On quantum aspects of the higher-derivative Lorentz-breaking extension of QED

TL;DR

This paper investigates the theoretical properties of a higher-derivative Lorentz-breaking extension of QED, analyzing its dynamics, dispersion relations, unitarity, and finite temperature effects to understand its consistency and potential physical implications.

Contribution

It introduces a new scheme for perturbative generation of Lorentz-breaking terms in higher-derivative QED and develops a method to verify unitarity in such theories.

Findings

Unitarity is preserved at one-loop level for specific Lorentz-breaking vectors.

The theory's dispersion relations are explicitly derived.

A finite temperature perturbative scheme is proposed.

Abstract

We consider the higher-derivative Lorentz-breaking extension of QED, where the new terms are the Myers-Pospelov-like ones in gauge and spinor sectors, and the higher--derivative CFJ term.

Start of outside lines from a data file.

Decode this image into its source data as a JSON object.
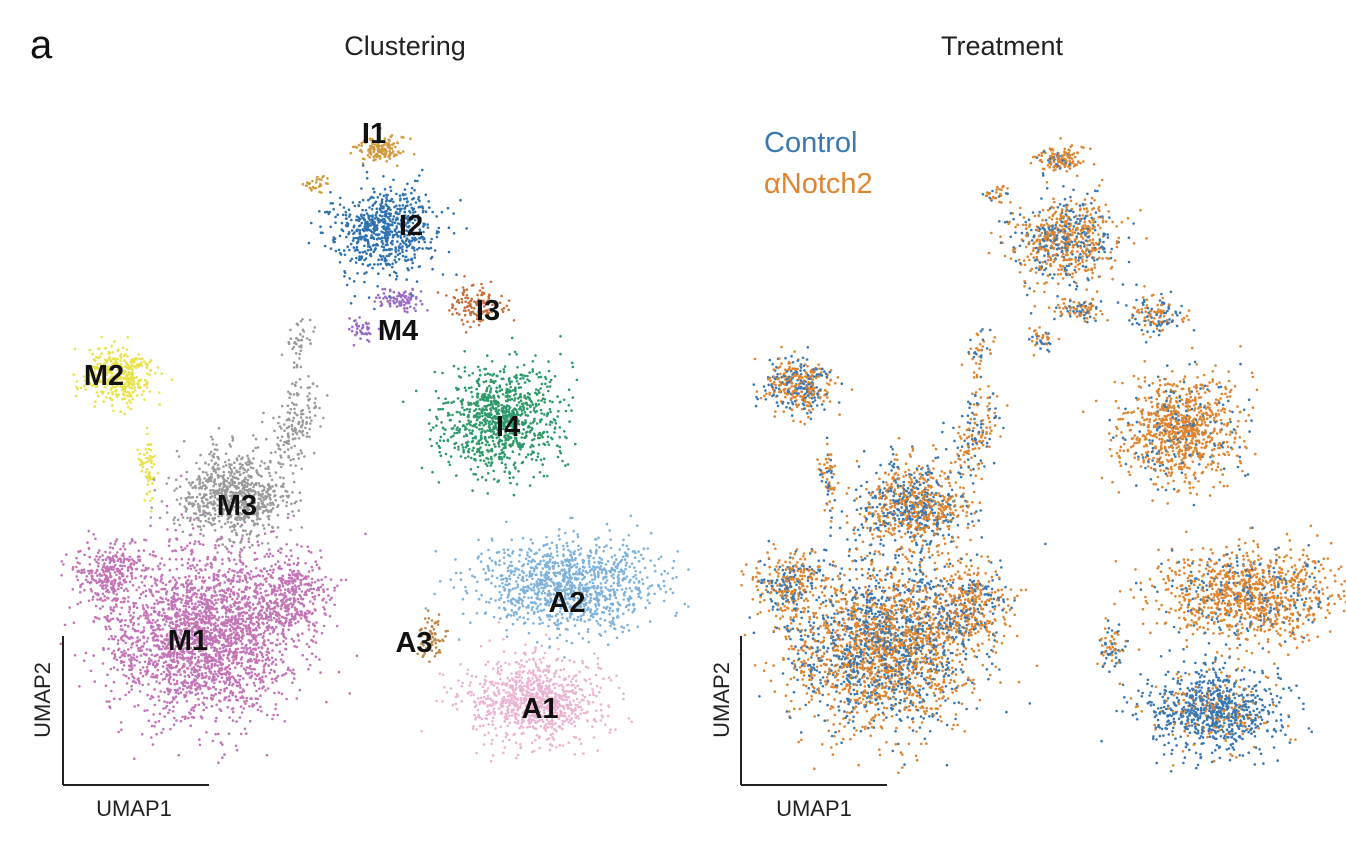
{
  "figure": {
    "panel_letter": "a"
  },
  "chart_data": [
    {
      "type": "scatter",
      "title": "Clustering",
      "xlabel": "UMAP1",
      "ylabel": "UMAP2",
      "grid": false,
      "colors": {
        "M1": "#c374b6",
        "M2": "#e8e34a",
        "M3": "#9b9b9b",
        "M4": "#9a6bc4",
        "I1": "#d39a3e",
        "I2": "#2f72b0",
        "I3": "#c8703d",
        "I4": "#2e9a6a",
        "A1": "#eab4d3",
        "A2": "#7fb2da",
        "A3": "#c0874a"
      },
      "clusters": [
        {
          "label": "I1"
        },
        {
          "label": "I2"
        },
        {
          "label": "I3"
        },
        {
          "label": "M4"
        },
        {
          "label": "M2"
        },
        {
          "label": "I4"
        },
        {
          "label": "M3"
        },
        {
          "label": "A2"
        },
        {
          "label": "M1"
        },
        {
          "label": "A3"
        },
        {
          "label": "A1"
        }
      ]
    },
    {
      "type": "scatter",
      "title": "Treatment",
      "xlabel": "UMAP1",
      "ylabel": "UMAP2",
      "grid": false,
      "legend_position": "top-left",
      "series": [
        {
          "name": "Control",
          "color": "#3a78b2"
        },
        {
          "name": "αNotch2",
          "color": "#e0852f"
        }
      ]
    }
  ]
}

For this theory, we study its tree-level dynamics, discuss the dispersion relation, and present one more scheme for its perturbative generation, including the finite temperature case. Also, we develop a method to study perturbative unitarity based on consistent rotation of the theory to Euclidean space. We use this method to verify explicitly that for special choices of the Lorentz-breaking vector, the unitarity is preserved at the one-loop level, even in the presence of higher time derivatives.